The consumer market for direct-to-consumer products is equally challenging. A marketing professional from a cancer early screening company admitted, “Unless there is universal testing awareness, no one will actively search for ‘colon cancer early screening’ products. In vitro diagnostic products are difficult to generate quick profits in the short term. To truly capture the market, companies need to invest in research and development to lower testing costs.”

As reported by Blue Whale News, Nuo Hui Health’s delisting has severely affected over four thousand investors. Institutions like Everbright Securities and Bosera Fund have successively lowered their valuations six times, plummeting from 14.14 Hong Kong dollars to 0.01 Hong Kong dollars, nearly becoming worthless. Investors have declared combined losses exceeding 700 million Hong Kong dollars.

Due to Nuo Hui Health’s complex structure of being registered in the Cayman Islands, listed in Hong Kong, and operating in mainland China, investors face difficulties in cross-border litigation. The Hong Kong securities legal system does not support class action lawsuits, making it extremely challenging for individual investors to gather evidence.

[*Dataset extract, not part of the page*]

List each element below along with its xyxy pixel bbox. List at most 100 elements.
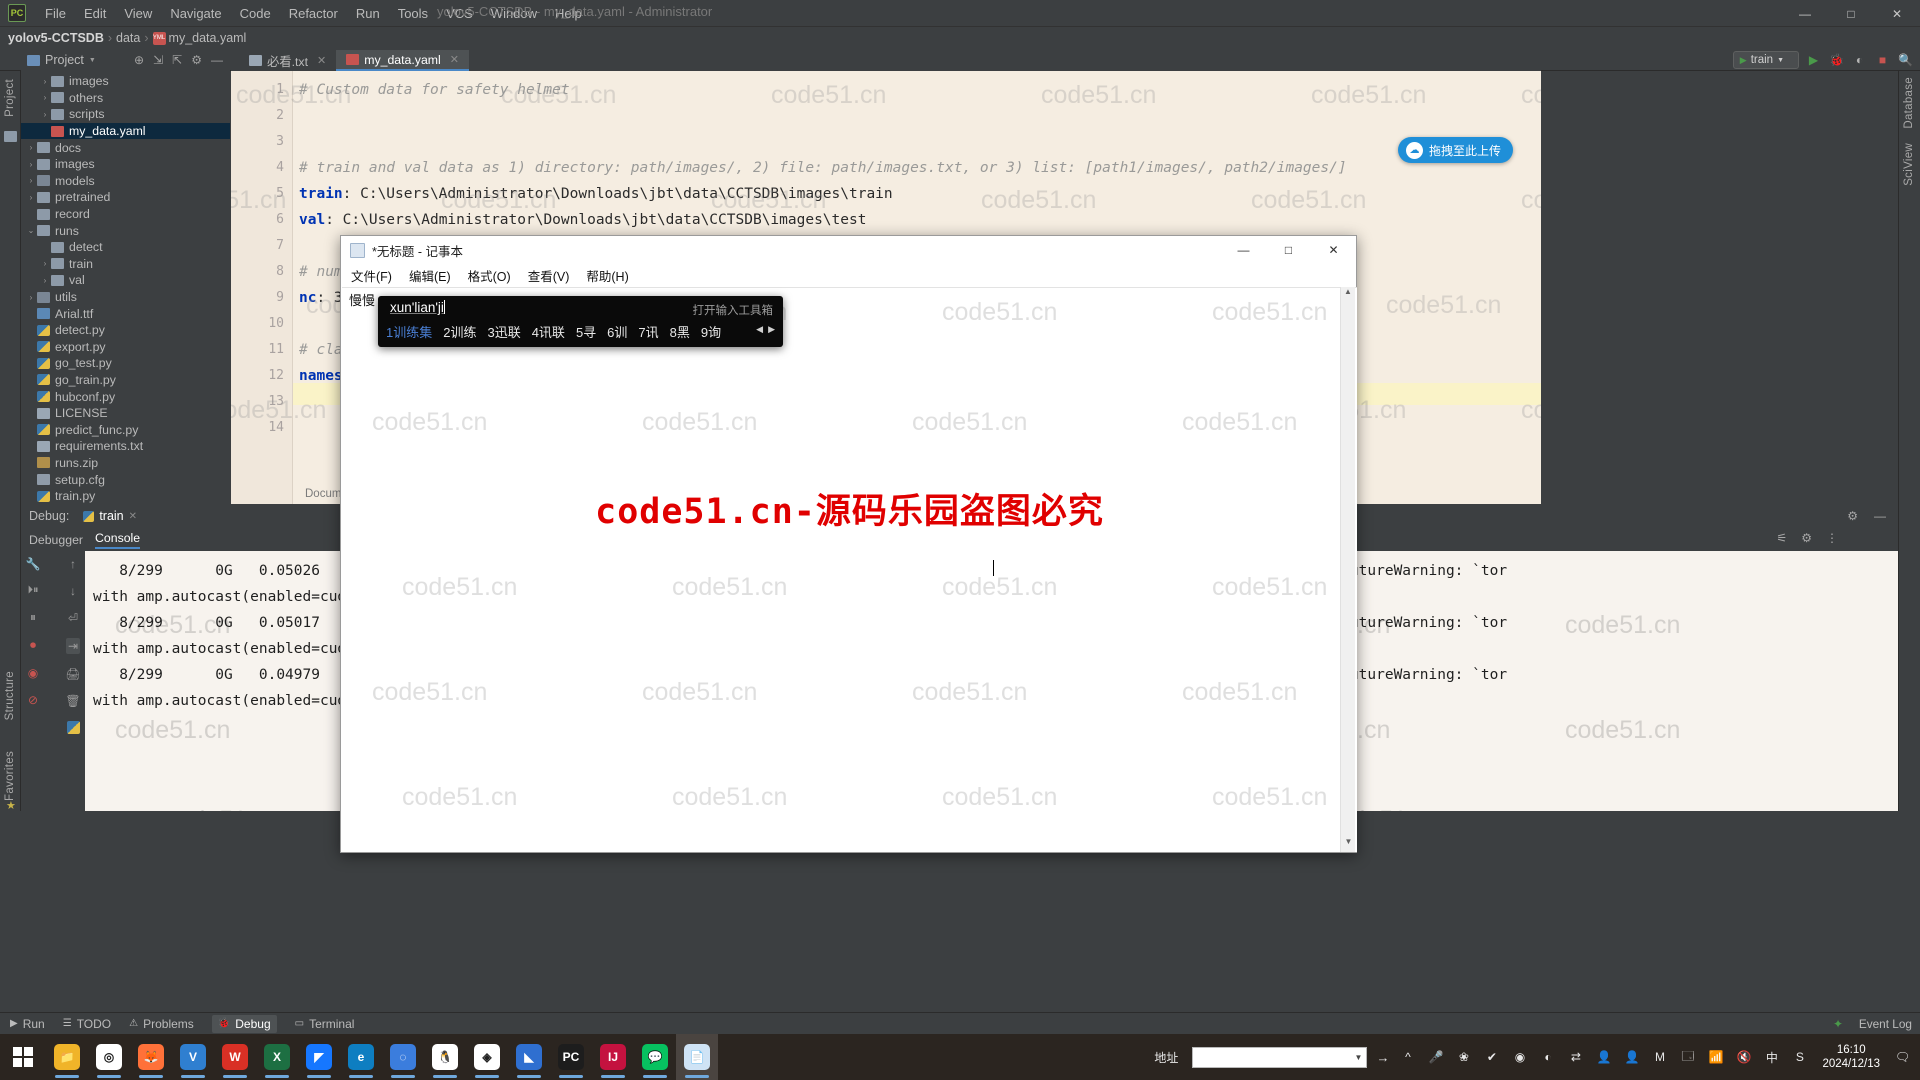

The Zhu Jiang team is currently seeking a liquidator and planning to apply for liquidation in Hong Kong to obtain the company’s financial records. However, legal experts point out that class action lawsuits must be based on the final recognition of false statements, and the Hong Kong Stock Exchange and the Securities and Futures Commission have yet to make a clear determination regarding the Nuo Hui case.

Zhu Jiang stated that the Nuo Hui Health case is likely one of the largest stock disputes involving fraud since the opening of the Hong Kong-Shanghai Stock Connect and even since the establishment of Hong Kong.

In fact, the Nuo Hui Health case is not an isolated incident. Public data shows that in 2024, there were 61 financial fraud cases in the Chinese capital market, a 17% increase compared to the previous year, with record penalties imposed, including among state-owned enterprises. As of 2025, the number of financial fraud cases continues to rise.